Viajar se ha ido convirtiendo en una obsesión social, y será porque en su día viajé mucho, pero a mí me agota. El pasado mes hice uno que consistió en ir al aeropuerto, buscar un hueco en un aparcamiento saturado, ir a la ventanilla y guardar una larga cola mientras lentamente el personal factura equipajes o coge tarjetas de embarque, pasar una tediosa fila con personal gritón que prácticamente te desnuda para controlar lo que llevas encima, incluso con cacheos. Una vez superada la prueba, esperas un largo rato en la sala de embarque, haces cola y entras apretado en un bus para después entrar despaciosamente en el avión mientras la gente te golpea y busca como loca dónde meter sus enormes equipajes de mano, te sientas en un hueco mínimo y viajas para hacer otra larga cola de poder salir del avión, te agolpas en otro bus y esperas a recoger el equipaje para volver a ser libre tras varias horas de colas, golpes y suplicios. Un placer esto de viajar.

Esto es lo que pensaba mientras volvía en coche desde el aeropuerto una vez terminado el asueto semanal con mi amiga y compañera de más de 40 años, cuando puse un momento la radio y escuché informaciones, declaraciones y contradeclaraciones de políticos al hilo de la riada valenciana, de la mujer de Sánchez, de Ábalos, del fiscal…
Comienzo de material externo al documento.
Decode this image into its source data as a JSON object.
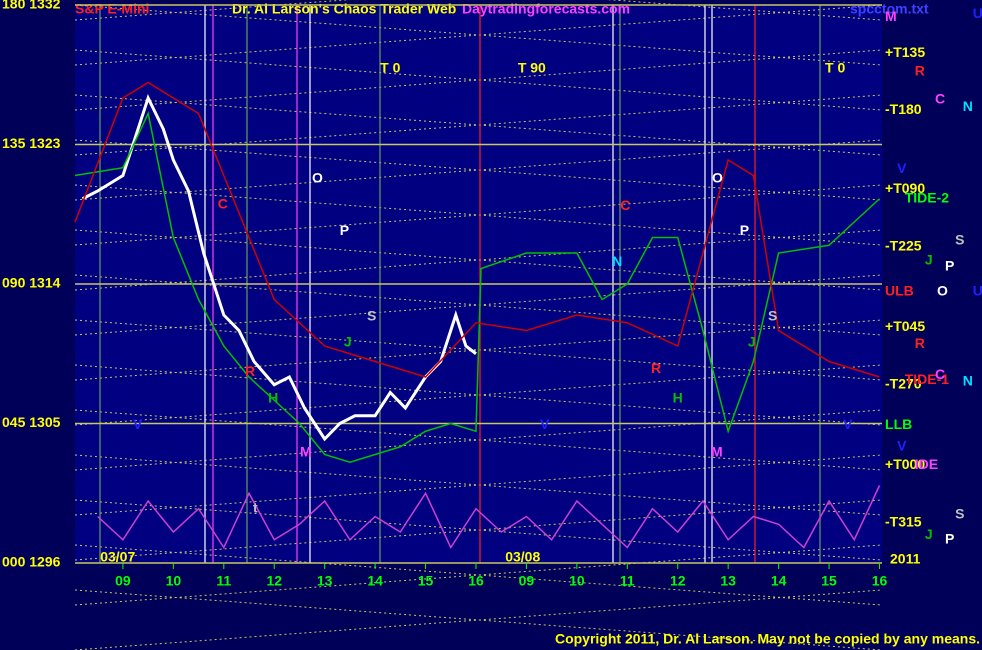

De repente, me di cuenta de que la política española, y vale cualquier asunto que traten en el Congreso, es que te empujen una y otra vez a ir pensando la chorrada que se le ocurre a cada cual de los mediocres que pueblan el espacio político, te lleven de una hipérbole a un insulto sin darte más explicaciones, te suban en mensajes y te bajen de ellos, te pidan a gritos que les cuentes qué llevas en tus pensamientos para comprobar si eres de uno o de otro para, según seas, insultarte o alabarte. Definitivamente te vuelven loco, y lo peor es que estos no te llevan a ninguna parte.

Para viajes, mucho mejor los que haces en casa con unas caladas, buena música y un par de tragos. Eguberri on.